Donna, Mac Arthur e uma saudade

Quando soube que Donna Summer tinha morrido, senti saudade antes de sentir tristeza. Saudade de um oásis em meio ao caos que foi minha adolescência.

Era Janeiro de 79 e eu estava de férias em Pontal, hospedada  na casa da minha querida tia Neide. Vó Carolina ainda era viva e impunha, mesmo sem querer, sua presença. Sempre muito quieta  mas igualmente forte, passava a maior parte do tempo na sala de jantar, onde ficava a vitrola. É, vitrola!

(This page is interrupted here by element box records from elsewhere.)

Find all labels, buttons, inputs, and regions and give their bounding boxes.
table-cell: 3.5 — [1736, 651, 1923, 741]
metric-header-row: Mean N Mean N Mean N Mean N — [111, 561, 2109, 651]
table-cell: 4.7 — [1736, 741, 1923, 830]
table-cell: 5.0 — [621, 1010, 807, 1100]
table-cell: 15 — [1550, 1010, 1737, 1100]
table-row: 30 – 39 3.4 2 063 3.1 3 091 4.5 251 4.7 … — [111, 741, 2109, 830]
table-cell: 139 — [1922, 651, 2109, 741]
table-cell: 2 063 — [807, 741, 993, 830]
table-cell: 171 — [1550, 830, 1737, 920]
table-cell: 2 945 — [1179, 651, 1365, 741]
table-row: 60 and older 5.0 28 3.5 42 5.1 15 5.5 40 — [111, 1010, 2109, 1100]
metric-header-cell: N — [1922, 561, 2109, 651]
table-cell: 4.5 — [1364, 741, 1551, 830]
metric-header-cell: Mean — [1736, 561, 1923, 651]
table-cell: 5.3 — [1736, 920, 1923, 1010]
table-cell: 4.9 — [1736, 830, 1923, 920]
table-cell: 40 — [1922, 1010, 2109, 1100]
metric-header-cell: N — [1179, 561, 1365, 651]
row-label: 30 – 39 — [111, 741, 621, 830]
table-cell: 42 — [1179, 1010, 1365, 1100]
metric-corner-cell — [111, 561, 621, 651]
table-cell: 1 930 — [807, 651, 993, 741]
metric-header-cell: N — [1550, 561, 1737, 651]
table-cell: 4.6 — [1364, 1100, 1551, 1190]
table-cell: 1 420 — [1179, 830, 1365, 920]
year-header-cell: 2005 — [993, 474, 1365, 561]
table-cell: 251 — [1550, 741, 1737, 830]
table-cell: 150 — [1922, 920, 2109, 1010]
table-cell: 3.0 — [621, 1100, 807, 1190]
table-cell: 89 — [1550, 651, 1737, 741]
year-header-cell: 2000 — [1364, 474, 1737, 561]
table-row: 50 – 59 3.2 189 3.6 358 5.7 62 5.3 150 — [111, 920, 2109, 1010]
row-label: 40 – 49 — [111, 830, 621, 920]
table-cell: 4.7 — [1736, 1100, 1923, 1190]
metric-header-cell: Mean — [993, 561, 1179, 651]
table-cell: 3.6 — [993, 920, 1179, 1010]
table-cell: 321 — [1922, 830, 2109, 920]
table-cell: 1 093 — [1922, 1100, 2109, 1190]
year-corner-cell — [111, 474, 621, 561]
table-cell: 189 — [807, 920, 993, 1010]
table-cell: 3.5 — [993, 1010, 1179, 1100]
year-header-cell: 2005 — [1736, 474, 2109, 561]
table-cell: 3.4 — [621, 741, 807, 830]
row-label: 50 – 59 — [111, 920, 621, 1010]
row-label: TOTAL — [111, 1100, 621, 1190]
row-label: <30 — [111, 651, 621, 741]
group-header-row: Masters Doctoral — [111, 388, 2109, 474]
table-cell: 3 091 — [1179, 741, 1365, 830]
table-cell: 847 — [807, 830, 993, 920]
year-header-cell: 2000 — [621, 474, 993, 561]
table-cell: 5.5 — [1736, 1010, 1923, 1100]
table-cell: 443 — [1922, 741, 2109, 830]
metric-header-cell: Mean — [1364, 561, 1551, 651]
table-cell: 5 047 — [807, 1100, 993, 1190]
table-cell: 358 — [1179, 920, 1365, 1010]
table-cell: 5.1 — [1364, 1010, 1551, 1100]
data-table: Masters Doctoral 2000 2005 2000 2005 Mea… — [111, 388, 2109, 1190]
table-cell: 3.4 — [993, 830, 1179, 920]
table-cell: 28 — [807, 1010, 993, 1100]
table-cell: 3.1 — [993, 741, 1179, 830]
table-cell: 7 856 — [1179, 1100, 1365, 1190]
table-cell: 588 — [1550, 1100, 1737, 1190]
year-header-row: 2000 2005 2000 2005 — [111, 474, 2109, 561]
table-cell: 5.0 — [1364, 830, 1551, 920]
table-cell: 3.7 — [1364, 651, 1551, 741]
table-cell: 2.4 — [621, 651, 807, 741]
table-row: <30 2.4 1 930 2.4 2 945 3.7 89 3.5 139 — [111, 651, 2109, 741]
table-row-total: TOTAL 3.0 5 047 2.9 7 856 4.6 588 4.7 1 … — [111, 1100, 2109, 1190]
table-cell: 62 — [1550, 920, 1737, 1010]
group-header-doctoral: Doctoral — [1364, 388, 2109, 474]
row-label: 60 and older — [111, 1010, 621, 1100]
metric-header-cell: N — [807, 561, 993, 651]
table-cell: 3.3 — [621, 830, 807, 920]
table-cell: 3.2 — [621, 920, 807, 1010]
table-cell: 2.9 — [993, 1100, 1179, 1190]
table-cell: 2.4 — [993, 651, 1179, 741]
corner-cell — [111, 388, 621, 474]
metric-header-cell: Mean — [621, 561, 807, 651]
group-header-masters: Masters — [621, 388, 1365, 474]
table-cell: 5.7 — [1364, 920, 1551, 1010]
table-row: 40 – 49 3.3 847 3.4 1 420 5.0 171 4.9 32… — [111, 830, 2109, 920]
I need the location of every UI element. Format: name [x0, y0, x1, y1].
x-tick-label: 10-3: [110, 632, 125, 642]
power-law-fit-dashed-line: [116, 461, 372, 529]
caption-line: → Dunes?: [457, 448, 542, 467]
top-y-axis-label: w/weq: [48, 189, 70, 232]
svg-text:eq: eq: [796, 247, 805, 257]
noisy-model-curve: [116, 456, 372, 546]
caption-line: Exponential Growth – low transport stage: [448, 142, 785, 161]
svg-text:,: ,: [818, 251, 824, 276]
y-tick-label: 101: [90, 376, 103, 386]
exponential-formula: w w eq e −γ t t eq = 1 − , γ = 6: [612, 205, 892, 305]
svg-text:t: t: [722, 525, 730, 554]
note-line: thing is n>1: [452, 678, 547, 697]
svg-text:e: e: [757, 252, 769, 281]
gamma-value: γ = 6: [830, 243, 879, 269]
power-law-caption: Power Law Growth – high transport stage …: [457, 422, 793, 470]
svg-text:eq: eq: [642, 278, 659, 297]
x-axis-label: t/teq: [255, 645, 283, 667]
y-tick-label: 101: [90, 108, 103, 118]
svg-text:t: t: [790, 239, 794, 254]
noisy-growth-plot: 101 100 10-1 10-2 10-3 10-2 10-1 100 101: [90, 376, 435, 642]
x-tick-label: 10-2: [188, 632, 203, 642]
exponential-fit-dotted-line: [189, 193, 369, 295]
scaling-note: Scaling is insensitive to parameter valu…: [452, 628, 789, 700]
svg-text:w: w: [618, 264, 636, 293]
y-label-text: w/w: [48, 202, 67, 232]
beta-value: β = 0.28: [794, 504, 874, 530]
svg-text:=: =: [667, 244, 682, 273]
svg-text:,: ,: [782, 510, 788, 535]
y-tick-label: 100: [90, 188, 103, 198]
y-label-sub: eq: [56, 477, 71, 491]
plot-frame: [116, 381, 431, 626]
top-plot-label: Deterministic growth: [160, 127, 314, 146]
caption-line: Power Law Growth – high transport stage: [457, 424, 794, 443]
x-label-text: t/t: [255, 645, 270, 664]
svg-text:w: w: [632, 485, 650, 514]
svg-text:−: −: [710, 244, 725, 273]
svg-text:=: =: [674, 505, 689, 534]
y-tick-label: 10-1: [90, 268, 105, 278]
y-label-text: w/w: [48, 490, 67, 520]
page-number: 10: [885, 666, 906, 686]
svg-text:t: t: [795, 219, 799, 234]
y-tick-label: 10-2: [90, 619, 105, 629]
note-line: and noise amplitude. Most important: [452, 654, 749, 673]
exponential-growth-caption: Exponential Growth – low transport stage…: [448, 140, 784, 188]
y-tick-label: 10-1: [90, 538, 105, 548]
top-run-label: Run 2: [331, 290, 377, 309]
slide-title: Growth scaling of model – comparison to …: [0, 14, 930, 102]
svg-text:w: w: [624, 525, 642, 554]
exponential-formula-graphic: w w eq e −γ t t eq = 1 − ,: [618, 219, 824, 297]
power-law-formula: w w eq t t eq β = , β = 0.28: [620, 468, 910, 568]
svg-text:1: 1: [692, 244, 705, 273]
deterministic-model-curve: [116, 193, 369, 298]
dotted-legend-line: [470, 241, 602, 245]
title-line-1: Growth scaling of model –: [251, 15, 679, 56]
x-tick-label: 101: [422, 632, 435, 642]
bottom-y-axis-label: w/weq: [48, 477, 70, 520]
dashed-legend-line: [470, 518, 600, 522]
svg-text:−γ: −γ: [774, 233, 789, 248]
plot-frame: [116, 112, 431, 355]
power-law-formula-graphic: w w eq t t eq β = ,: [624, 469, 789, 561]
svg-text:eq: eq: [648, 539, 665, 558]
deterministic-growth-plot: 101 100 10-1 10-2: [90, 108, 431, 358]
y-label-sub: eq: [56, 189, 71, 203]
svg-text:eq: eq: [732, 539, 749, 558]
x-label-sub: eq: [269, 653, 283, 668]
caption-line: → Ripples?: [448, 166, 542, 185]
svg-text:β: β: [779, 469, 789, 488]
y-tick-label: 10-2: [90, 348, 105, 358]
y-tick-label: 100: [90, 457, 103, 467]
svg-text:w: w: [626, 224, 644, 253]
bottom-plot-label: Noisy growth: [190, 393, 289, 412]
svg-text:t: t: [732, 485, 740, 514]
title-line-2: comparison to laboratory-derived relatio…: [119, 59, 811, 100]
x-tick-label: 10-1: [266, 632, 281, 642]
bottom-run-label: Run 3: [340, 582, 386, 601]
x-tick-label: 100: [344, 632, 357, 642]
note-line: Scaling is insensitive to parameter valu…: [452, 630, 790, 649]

Ao lado dela – da vitrola, claro – durante todo o tempo em que lá estive, repousava a capa do LP duplo, Live And More, lançado pela Donna no ano anterior. Era ao som de Mac Arthur Park que eu acordava todos os dias.

Lembro-me de abrir os olhos nos primeiros acordes e sentir uma alegria imensa. Estava na cidade que eu tanto amava, cercada de pessoas que me tratavam com tanto carinho.

Não demorava pra minha tia entrar no quarto, avisando que o café estava servido. Sempre carinhosa, sentava-se a beira de uma das camas e queria saber o que tínhamos feito na noite anterior.

Meu dia começava bem. Muito bem para a uma menina  adolescente, que estava vivendo a felicidade inexplicável da conquista do primeiro amor. E o primeiro amor morava na casa da frente!

Pulava da cama, abria um pedacinho da janela e espiava. Como era fácil ser feliz: Uma janela entreaberta e uma possibilidade.

Não me lembro de ter vivido emoção assim. Não me lembro de ter amado com tanta ingenuidade, com tanta entrega, sem expectativa.

Nessa época o namorar era feito de beijos, abraços e mãos entrelaçadas. Não havia possibilidade de qualquer avanço. A delicadeza da lembrança talvez se deva exatamente a isso.

No meio do mês, como todos os anos, fomos para o Guarujá. Minha prima Rosana, eu, meus pais e irmãos. Foram 15 dolorosos dias na praia  longe dele, da Donna e do Mac Arthur. Dias em que incansavelmente negociava com meu pai a volta à Pontal para passar os últimos dias de férias.

E que emoção o dia que voltei! Era noite, o céu estrelado de forma inacreditável, Tio Luiz na calçada com o braço em volta da  tia Neide.

Meu olhar vagava entre o céu e a porta da casa do meu amor. De repente a porta se abriu e rapidamente, numa brincadeira me esconderam. Posso vê-lo atravessando a rua, num passo desengonçado de menino que cresceu demais.

Que delícia lembrar a cara que ele fez quando me viu! O sorriso que era lindo se abriu e o olhar, que sempre foi penetrante, sorriu junto.

O desejado beijo não pode ser dado. Não naquele momento.

– Nãoo, não na frente dos tios!

Ah, como era bom estar apaixonada e ter esse amor correspondido, como é bom poder lembrar isso com tanto carinho.

Vivemos uma história linda naqueles dias quentes de verão e céu exuberante. Simples, sem planos abstratos e com todos os sonhos concretos.

A vida não nos quis juntos. O amor não foi suficiente ou talvez, simplesmente, tivessem outros planos pra nós.

Cada um seguiu a sua maneira.

Construí minha família, ele a dele.

Nunca mais nos falamos. Nunca mais!

Só nos vimos à distância uma duas ou três vezes.

Mas a verdade é que isso não tem a menor importância. O que conta é a emoção que pude sentir graças ao que vivemos. Emoção que seguirá comigo, sempre!

Donna Summer morreu e me deixou uma música, uma lembrança e uma saudade.